Un nationalisme rationnel en Europe par Jean-Claude Milner / Un grand saut fédéral pour Matthieu Calame

49 min
À retrouver dans l'émission

Comme chaque semaine deux essais sous les feux de la critique : "Considérations sur l’Europe" (éditions du Cerf), de Jean-Claude Milner et Philippe Petit et "La France contre l’Europe" (éditions Les Petits Matins) de Matthieu Calame.
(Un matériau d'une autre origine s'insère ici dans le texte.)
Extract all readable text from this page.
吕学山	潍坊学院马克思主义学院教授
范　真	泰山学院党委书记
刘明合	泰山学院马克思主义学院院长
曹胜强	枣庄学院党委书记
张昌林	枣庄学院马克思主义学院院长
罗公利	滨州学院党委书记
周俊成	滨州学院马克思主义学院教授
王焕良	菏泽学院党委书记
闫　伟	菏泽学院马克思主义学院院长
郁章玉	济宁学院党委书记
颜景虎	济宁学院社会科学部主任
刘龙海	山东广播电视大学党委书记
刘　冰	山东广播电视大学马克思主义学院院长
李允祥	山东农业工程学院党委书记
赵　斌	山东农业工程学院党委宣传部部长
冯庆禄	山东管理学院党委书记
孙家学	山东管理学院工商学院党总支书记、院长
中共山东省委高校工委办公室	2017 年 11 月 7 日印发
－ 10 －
Deux livres sur les conditions de survie de l'Union Européenne.

Ballons bleus aux couleurs de l'Europe
Ballons bleus aux couleurs de l'Europe Crédits : © Norbert Kamil Kowaczek / EyeEm - Getty

Deux ouvrages qui se penchent sur les conditions de survie de l’Union Européenne : dans Considérations sur l’Europe, aux éditions du Cerf, le linguiste et philosophe Jean-Claude Milner revient sur une union européenne décrédibilisée aux yeux de ses citoyens, critiquée par ses membres, attaquée par les populistes. Sous forme d’une conversation avec le journaliste et essayiste Philippe Petit, instruite par l’histoire et la réflexion politique, il passe en revue des questions aussi fondamentales que la paix, le néolibéralisme ou la justice sociale… avec une conviction, il faut sauver l’idéal européen. C’est la même urgence qui est à l’origine de La France Contre l’Europe aux éditions Les Petits Matins… un livre d’intervention signé Matthieu Calame qui dirige la fondation Charles-Léopold-Mayer pour le progrès de l’homme. Plaidoyer pour que l’UE fasse le grand saut fédéral et constitue enfin un État-nation européen.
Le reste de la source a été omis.